I have said time and time again, that the United States is a practicing cult in the guise of a nation. Being fed the dogma that “the US is the best nation in the world” having to recite the Pledge of Allegiance while putting the palm of their hand against their hearts. Holding a piece of fabric in exaltment, Marches and fanfares, pomp and circumstance to hold onto the myth that is the United States and to keep the “suckers” in line. And like all cultists, when they leave, they have to be de-programed. Sorry to say, FATCA has become a wakeup call (a sort of deprogramming by force) to all Americans who have opted to relinquish or renounce their citizenship and say “We’re not going to take this bullshit anymore.”
FOr those of us who can’t renounce, an insurrection is the only possible next step.
Could a number of people be renouncing without submitting any forms to the IRS? If so, this could also have a bearing on the official figures, at least until/if the IRS catches up with them.
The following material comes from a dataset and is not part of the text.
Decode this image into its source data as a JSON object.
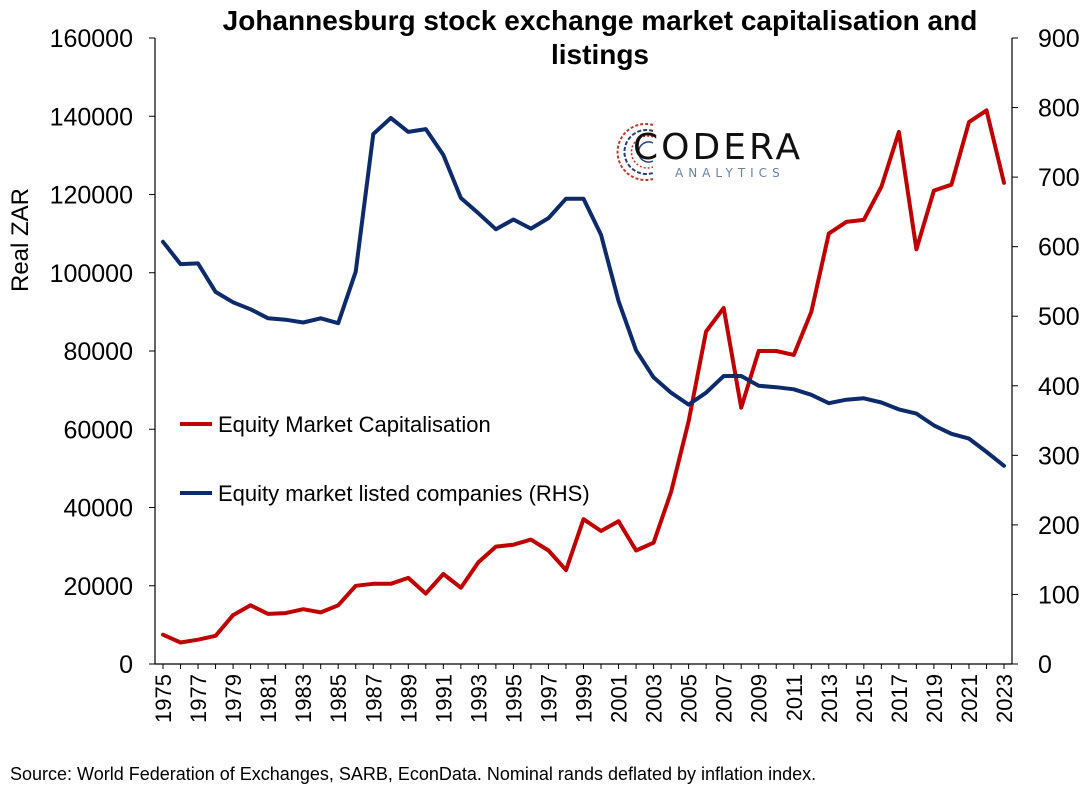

I imagine a few would have tried, especially some who have never been “compliant”.
Does it matter what the number is or what is published? Or are you just interested in what makes the United States look the worst, and want some huge number to spread anti-American sentiment? It seems to me, if you’re unhappy with your citizenship you should change it, but that would have to be an entirely personal decision not influenced by what others are doing, right? I suppose some might find a bandwagon to join, but making life altering decisions based upon the bandwagon is awfully silly.
The high number would just show that the policies of the United States are wrong. It is not right to create or strictly enforce laws that force people to dump their citizenship.
If the numbers were public, the US government would have to admit that it is doing something wrong and change those policies, something that it is not willing to do.
IMHO, those policies will be changed when the economic consequences will be felt, but at that point it will be too late to fix the damage that would have been done.
*I find it interesting that even US officials can’t agree on numbers. The official list figure for last year is 1,781 yet the fox article quotes the immigration officials as saying 3,805. You’ve already got a discrepancy of over 2,000 right there.
@WhoaIt’sSteve: Does it matter what the number is …?
One take on this. From wikipedia’s entry on the Wisdom of the crowd:
Knowing how many people renounced suggests the size of the group. The larger the group, the more accurate an individual’s personal decision to renounce. I suspect that what many people are looking for is justification if they’ve already renounced, vindication if they’re considering it in future.
And as Christophe noted, others may hope that a massive spike in figures would cause the US to reconsider its anti-expat tax jihad, although there probably are a few folk that just want bad publicity for the US. Both of these outcomes seem highly unlikely to me. In this arena the US is impervious to embarrassment.